Gefühlt ist Rafael Nadal schon längst die Nummer eins -
zumindest bei seinen mallorquinischen Bewunderern. Tatsächlich aber
belegt der frisch gekürte Wimbledon-Sieger in der Weltrangliste
noch immer den zweiten Platz. Hinter Roger Federer. Seit vier
Jahren müht sich der Manacori vergeblich, den Schweizer in der
Rangliste der besten Tennisspieler der Welt zu überholen. In diesem
Sommer könnte es erstmalig so weit sein.
Wann genau, ist aber unklar, denn das System, nach dem die
Vereinigung der Profitennisspieler (ATP) die Weltrangliste
berechnet, ist nicht unkompliziert. Klar ist, dass der Spieler mit
den meisten Punkten vorne steht. Roger Federer hat derzeit 6600,
Nadal 6055 Punkte. In die Wertung fließen alle Punkte ein, die die
Spieler bei Turnieren in den vergangenen 52 Wochen gesammelt haben.

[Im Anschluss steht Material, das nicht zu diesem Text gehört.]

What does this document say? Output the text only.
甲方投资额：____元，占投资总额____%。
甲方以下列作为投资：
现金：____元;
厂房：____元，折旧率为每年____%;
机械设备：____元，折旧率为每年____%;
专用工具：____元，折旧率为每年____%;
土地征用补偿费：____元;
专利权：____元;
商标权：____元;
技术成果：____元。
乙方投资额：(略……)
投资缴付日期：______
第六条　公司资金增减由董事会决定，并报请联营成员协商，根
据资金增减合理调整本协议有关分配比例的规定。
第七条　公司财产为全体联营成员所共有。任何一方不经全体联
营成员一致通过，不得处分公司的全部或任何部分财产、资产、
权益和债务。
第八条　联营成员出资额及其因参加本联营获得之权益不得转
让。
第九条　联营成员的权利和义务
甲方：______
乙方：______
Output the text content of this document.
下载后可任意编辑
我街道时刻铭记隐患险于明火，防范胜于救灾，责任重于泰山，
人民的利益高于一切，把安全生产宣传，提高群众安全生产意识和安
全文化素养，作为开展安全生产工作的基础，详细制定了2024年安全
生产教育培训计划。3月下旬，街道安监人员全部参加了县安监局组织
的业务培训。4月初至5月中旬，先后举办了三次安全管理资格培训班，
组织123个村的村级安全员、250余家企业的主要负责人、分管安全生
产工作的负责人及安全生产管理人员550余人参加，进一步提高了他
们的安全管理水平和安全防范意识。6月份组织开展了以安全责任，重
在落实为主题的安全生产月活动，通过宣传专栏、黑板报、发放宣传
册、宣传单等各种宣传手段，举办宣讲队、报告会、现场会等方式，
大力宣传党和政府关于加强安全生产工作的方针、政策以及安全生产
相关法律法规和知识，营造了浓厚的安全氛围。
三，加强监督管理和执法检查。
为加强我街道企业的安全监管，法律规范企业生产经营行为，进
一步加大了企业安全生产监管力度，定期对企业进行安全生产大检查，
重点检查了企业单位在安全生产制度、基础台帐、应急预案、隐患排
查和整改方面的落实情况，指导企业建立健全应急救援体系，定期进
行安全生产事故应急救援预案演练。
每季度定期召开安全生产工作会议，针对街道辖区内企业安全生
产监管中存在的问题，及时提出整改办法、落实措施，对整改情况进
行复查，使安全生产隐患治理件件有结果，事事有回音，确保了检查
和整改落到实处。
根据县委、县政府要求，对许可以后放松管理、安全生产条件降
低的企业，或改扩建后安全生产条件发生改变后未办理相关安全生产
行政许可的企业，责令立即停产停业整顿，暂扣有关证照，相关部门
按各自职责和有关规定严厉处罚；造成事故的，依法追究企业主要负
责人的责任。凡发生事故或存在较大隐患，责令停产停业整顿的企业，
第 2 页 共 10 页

Es wird also nicht zu Saisonbeginn im Januar immer wieder bei null
begonnen, sondern nach und nach fallen Punkte aus der Wertung,
während andere neu hinzukommen.
Veränderungen bei der Punktzahl kommen dann zustande, wenn der
Spieler bei einem Turnier früher ausscheidet oder weiter kommt als
im Vorjahr. Da Roger Federer im vergangenen Jahr das Turnier von
Wimbledon gewonnen hatte, diesmal aber im Finale verlor, hat er nun
300 Punkte weniger auf dem Konto (für einen Sieg bei einem
Grand-Slam-Turnier gibt es 1000 Punkte). Rafael Nadal dagegen war
vor einem Jahr im Finale unterlegen und konnte diesmal gewinnen,
hat also 300 Punkte hinzugewonnen und seinen Rückstand also auf
einen Schlag um 600 Punkte verkürzt.
Wegen dieses Systems des Punktesammelns und -verlierens hat
Nadal nun gute Karten, Federer endlich zu überholen. Denn der
Schweizer kann in den kommenden Monaten viele Punkte verlieren,
weil Turniere aus der 52-Wochen-Wertung fallen, bei denen er es
weit geschafft hatte. Federer holte im vergangenen Jahr in Toronto
350 (Halbfinale), in Cincinnati 500 Punkte (Sieger). Als
Titelträger der US Open 2007 wurden ihm sogar 1000 Punkte
gutgeschrieben. All diese Punkte muss der Schweizer in den nächsten
Wochen "verteidigen", um seinen Vorsprung gegenüber Nadal nicht
einzubüßen. Der hingegen kann eigentlich nur gewinnen: Denn ihm
droht nur der Verlust von 225 Punkten aus Toronto, wo er 2007 im
Halbfinale ausschied. In Cincinnati holte er gar nur fünf Punkte
(Aus in der zweiten Runde). Sollten diese beiden Turniere nicht
ausreichen, um den Rückstand wettzumachen, könnte Nadal bei den US
Open einen weiteren Großangriff auf die Nummer eins starten: Dort
war für ihn 2007 bereits im Achtelfinale Endstation, sodass er nur
150 Weltranglisten-Punkte einheimste.
Sollte es Nadal gelingen, den Schweizer vom Thron zu stoßen,
würde er eine denkwürdige Bilanz beenden. Federer steht seit mehr
als 230 Wochen ununterbrochen an der Spitze der Weltrangliste. Das
hat vor ihm noch keiner geschafft. Rekordhalter an der Spitze der
Weltrangliste ist Pete Sampras (286 Wochen mit Unterbrechungen).
Außerdem wäre Nadal nach Carlos Moyà (der Tennisprofi aus Palma war
1999 zwei Wochen lang Erster) und Juan Carlos Ferrero (acht Wochen
im Jahr 2003) der dritte Spanier an der Spitze der
Weltrangliste.
Allen, die ihn jetzt schon als "wahre Nummer eins" sehen,
erteilt er jedoch eine klare Absage: "Ich fühle mich nicht als
Nummer eins", sagt Nadal, der seinen Realitätssinn auch nach dem
Sieg in London nicht eingebüßt zu haben scheint: "Ich fühle mich
nicht als Nummer eins, weil ich es nicht bin."